This is a rough guide to one option we have for data sharing within the CPT.
Open Storage Network (OSN) is a distributed data service to support active data sharing and transfer between academic institutions, leveraging existing NSF-funded resources. It is funded by NSF and the Schmidt Futures Foundation.
Via Pangeo, our CPT has access to an a 10 TB allocation on OSN. Our allocation is on the OSN pod at NCSA in Illinois. This pod has a very high-bandwidth internet connection and should provide good transfer rates to all CPT collaborating institutions.
OSN is a cloud object storage service. Object storage is probably unfamiliar to most CPT members. It is a technology that allows data to be read / written via HTTP calls. For a basic primer on object storage, this document may be a useful reference.
OSN is configured to be compatible with the most common object storage API: Amazon S3. Therefore, the Amazon S3 Documentation is also a useful reference. To configure your computer to talk to OSN, you need a few key details
parameter | value |
---|---|
endpoint_url |
https://ncsa.osn.xsede.org |
bucket |
Pangeo |
access_key_id |
email Ryan |
secret_access_key |
email Ryan |
There are two sets of credentials: full access (read-write) and read-only.

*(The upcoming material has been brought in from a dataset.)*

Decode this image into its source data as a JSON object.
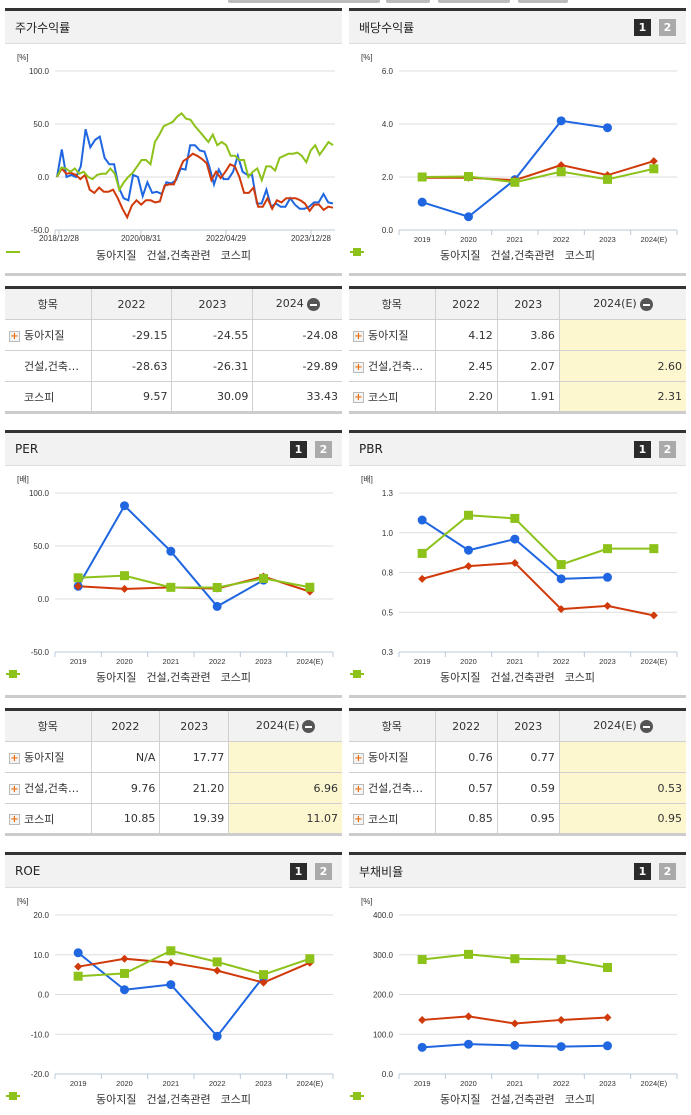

We will use the convention that all CPT data be stored under the prefix Pangeo/ocean-eddy-cpt
, where Pangeo
is the bucket name.
In contrast to more user-friendly cloud storage services like Google Drive, Dropbox, etc., there is no pretty website
In order to work effectively with object storage, it is desirable to use a "cloud-optimized" data format. This means transforming our NetCDF data into Zarr. (This AGU Talk provides a simple introduction to Zarr.) The Pangeo Guide to Preparing Cloud-Optimized Data is a useful overview of the process of creating Zarr stores from NetCDF data and putting it in the cloud, although some aspects of that guide have to be changed to work with OSN.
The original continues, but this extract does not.